Presiden Palestina: Tindakan Hamas Tak Merepresentasikan Rakyat Palestina

Timur Tengah | 16 Oct 2023 | 08:43 WIB
Presiden Palestina: Tindakan Hamas Tak Merepresentasikan Rakyat Palestina
Presiden Palestina Mahmud Abbas bertemu dengan Presiden Tiongkok Xi Jinping di ibu kota Arab Saudi, Riyadh.

Uwrite.id - Senin, 16 Oktober 2023, dalam sebuah pernyataan resmi yang dikutip oleh Reuters dari WAFA News, Presiden Palestina Mahmoud Abbas mengungkapkan sikap tegasnya terkait tindakan faksi Hamas di Jalur Gaza.

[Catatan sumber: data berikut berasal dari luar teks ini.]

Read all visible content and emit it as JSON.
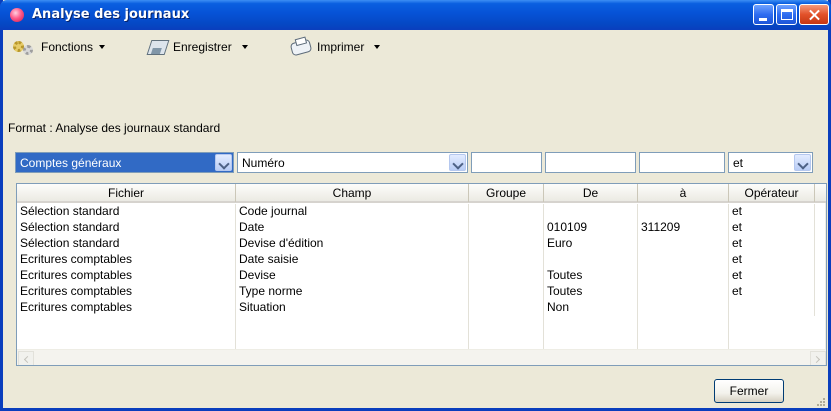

Abbas menegaskan bahwa tindakan dan kebijakan Hamas tidak mencerminkan pandangan dan aspirasi rakyat Palestina.

Pernyataan ini disampaikan oleh Abbas saat ia sedang berbicara melalui sambungan telepon dengan Presiden Venezuela, Nicolas Maduro. Dalam percakapan tersebut, Abbas juga menjadikan Organisasi Pembebasan Palestina (PLO) sebagai "satu-satunya perwakilan sah rakyat Palestina."

Meskipun demikian, Abbas menekankan pentingnya menghentikan serangan sporadis Israel di Jalur Gaza yang telah terjadi sejak 7 Oktober lalu. Serangan-serangan ini dianggap sebagai upaya untuk 'memburu' atau 'membalas' milisi Hamas. Abbas meminta agar serangan tersebut segera dihentikan.

Pernyataan serupa juga telah disampaikan oleh Abbas dalam pembicaraan telepon dengan Presiden Amerika Serikat, Joe Biden, pada Sabtu, 14 Oktober 2023. Abbas menegaskan kepada Biden bahwa perdamaian dan keamanan di wilayah tersebut hanya dapat tercapai melalui penerapan solusi dua negara berdasarkan resolusi legitimasi internasional. Untuk mencapai tujuan tersebut, Abbas menekankan perlunya menghentikan semua serangan dan menghormati hukum kemanusiaan internasional yang berkaitan dengan situasi di Jalur Gaza.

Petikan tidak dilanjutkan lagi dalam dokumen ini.